Nei mesi scorsi un importante lavoro italiano, comunicato pubblicamente solo dopo attentissime verifiche, aveva evidenziato un elevato rischio di cancerogenicità (linfomi) nell’uso dell’aspartame, già sotto inchiesta per i suoi possibili devastanti effetti neurologici.
Infatti non è casuale che la notizia del lavoro scientifico che cerca di riabilitare l’aspartame, il noto dolcificante artificiale, sia comparsa ieri 8 aprile nella sezione “business” del New York Times anzichè nella più appropriata sezione “salute”.
Il problema dell’aspartame riguarda da vicino tutto il mondo economico e le multinazionali. Ma su questo dolcificante, oltre a quello dello sviluppo tumorale, cadono molti altri sospetti, che vanno dal rischio di morte cardiaca improvvisa, a gravi malattie neurologiche. Forse sarebbe bene che qualche scienziato indipendente tornasse ad occuparsi del problema.
Lo studio è stato effettuato da ricercatori del governo presso il National Cancer Institute e finanziato in gran parte da fondi economici federali. Considerata la storia pregressa dell’aspartame questo aspetto non rappresenta una garanzia di indipendenza.
Inoltre va ricordato che il lavoro si basa sulla raccolta di dati provenienti da questionari alimentari inviati per posta a persone di età compresa tra i 50 e i 70 anni, in cui si chiedeva alla gente di ricordarsi cosa avessero bevuto o mangiato nell’anno precedente.
Ben diverso il lavoro italiano in cui si sono misurate attentamente le quantità somministrate e sono stati valutati e controllati i dati relativi alla comparsa di leucemie e linfomi in modo strettamente proporzionale alle quantità introdotte.
Siamo quindi di fronte ad una ennesima controversia che sembra scientifica ma che probabilmente è legata solo all’aspetto commerciale del problema.
Eurosalus ha già ampiamente dibattuto il ruolo vago che spesso hanno i questionari nelle ricerche scientifiche sulle scelte dietetiche, e quindi segnaliamo che la diffusione sui mezzi di comuinicazione di questo lavoro di qualità scientifica non certo elevata non potrà tranquillizzare le persone.

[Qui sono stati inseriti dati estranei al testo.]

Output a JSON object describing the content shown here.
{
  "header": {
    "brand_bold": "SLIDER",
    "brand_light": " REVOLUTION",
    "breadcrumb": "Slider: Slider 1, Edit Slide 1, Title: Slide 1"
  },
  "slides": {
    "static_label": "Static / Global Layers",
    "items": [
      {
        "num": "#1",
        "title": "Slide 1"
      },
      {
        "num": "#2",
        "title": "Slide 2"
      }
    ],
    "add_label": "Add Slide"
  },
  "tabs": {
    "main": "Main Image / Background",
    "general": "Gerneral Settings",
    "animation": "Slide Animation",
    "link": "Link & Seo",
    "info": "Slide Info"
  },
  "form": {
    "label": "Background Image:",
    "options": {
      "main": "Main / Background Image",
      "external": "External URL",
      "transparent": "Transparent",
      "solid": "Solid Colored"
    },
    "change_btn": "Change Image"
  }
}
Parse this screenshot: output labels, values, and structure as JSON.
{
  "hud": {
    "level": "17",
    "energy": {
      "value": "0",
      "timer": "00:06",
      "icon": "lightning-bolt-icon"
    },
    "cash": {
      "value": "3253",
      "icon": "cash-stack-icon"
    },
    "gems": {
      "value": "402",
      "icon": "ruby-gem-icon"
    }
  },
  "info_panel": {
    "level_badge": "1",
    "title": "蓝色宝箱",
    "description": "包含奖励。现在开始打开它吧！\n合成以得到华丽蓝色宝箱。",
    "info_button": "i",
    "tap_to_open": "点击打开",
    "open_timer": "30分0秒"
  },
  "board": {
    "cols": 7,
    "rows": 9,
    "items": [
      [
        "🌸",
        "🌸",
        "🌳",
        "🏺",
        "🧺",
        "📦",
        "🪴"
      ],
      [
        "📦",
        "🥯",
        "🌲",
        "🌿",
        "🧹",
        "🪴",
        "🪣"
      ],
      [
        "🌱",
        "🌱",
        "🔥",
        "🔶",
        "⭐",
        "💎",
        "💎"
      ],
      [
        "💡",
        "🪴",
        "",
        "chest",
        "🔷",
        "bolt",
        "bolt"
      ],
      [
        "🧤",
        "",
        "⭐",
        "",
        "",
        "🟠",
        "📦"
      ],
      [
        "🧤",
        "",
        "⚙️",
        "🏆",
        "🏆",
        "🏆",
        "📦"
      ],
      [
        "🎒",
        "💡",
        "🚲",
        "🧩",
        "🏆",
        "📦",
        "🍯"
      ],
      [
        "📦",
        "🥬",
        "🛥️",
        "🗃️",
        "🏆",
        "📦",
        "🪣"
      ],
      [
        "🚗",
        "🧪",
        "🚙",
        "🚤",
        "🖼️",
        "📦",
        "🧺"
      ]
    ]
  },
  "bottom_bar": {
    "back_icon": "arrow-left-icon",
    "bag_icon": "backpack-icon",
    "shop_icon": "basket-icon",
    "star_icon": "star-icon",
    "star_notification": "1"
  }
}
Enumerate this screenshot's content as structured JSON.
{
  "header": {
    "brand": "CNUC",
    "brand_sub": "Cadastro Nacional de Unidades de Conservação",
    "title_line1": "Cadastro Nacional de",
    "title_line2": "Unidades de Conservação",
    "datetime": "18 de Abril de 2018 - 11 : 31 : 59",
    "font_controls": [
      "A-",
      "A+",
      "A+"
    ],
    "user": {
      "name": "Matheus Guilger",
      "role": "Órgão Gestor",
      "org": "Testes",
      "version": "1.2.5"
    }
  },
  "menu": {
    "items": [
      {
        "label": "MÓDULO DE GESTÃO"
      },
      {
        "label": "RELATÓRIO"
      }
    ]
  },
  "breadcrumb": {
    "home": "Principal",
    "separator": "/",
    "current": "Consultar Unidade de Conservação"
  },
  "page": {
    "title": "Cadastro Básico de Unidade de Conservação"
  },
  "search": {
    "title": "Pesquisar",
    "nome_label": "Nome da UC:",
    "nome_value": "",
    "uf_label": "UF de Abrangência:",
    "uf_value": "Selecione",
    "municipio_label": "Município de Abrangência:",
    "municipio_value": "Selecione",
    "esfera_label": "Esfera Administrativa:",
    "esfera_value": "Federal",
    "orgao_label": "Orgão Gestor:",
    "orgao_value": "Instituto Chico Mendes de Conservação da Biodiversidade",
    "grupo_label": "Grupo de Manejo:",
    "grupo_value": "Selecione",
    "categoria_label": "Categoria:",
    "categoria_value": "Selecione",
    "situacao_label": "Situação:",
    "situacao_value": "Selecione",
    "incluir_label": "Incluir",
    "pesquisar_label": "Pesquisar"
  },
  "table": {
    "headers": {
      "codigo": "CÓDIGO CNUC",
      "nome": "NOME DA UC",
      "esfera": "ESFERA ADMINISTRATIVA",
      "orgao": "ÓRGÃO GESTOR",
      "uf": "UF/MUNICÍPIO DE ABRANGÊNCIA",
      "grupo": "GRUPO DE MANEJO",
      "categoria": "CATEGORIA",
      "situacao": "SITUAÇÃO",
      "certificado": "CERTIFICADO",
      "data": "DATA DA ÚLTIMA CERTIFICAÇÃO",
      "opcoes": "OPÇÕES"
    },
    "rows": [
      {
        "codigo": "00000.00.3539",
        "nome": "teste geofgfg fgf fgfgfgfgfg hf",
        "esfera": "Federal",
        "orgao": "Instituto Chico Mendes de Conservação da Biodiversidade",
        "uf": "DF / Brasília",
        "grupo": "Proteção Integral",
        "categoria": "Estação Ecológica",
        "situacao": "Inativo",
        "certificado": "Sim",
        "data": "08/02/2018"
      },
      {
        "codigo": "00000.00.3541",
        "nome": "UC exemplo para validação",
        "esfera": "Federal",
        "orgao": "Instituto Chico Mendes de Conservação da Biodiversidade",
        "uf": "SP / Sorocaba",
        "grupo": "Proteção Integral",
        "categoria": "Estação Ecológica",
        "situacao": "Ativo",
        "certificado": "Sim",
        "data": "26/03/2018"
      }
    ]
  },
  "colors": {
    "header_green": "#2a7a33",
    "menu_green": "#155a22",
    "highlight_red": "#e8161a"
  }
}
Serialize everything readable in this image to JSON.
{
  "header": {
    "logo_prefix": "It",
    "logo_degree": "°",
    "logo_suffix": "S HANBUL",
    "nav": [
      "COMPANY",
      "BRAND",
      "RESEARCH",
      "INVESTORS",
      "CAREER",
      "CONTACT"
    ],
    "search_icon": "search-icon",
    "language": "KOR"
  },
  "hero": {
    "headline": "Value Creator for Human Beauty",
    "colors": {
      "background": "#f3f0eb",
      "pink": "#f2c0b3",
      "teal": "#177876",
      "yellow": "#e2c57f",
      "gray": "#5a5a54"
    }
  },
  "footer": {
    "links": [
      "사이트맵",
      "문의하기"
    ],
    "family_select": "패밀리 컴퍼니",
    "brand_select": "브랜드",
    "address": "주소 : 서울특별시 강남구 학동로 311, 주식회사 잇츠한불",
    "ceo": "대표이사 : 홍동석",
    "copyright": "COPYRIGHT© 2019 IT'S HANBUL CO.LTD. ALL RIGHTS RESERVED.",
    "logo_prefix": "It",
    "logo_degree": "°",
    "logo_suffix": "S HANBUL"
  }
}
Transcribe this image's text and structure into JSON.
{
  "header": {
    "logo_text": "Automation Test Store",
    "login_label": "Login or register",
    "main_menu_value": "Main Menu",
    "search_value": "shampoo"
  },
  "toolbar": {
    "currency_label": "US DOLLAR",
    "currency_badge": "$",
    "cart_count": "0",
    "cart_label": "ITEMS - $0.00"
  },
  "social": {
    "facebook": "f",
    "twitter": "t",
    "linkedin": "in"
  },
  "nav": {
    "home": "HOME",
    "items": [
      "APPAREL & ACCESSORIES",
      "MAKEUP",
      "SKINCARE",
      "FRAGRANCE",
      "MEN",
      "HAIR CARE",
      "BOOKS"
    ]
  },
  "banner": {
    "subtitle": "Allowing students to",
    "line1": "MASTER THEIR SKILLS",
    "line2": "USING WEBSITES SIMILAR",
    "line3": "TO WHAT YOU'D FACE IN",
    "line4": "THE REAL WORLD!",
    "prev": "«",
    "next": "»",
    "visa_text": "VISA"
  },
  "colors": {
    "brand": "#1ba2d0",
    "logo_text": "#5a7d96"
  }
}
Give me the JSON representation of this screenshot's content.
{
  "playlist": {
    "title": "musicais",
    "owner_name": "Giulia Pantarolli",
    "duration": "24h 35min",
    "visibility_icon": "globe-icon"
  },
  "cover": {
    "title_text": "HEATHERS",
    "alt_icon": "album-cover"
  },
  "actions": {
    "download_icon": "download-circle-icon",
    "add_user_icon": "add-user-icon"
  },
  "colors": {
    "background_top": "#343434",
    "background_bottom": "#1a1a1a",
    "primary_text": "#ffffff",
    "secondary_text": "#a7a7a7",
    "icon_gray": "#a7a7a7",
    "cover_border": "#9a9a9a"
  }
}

A conferma delle forti preoccupazioni presenti nei produttori di aspartame segnaliamo che nei giorni scorsi, come riportato dalle pagine finanziarie del Frankfurter Allgemeine Zeitung del 30 marzo, è stato chiuso uno degli impianti di produzione europei dell’aspartame.
La scusa ufficiale è l’eccesso di produzione a livello mondiale, ma forse anche le aziende che lo producono sentono il peso di una situazione che non potrà essere difesa troppo a lungo, neanche dal più smaliziato dei governi.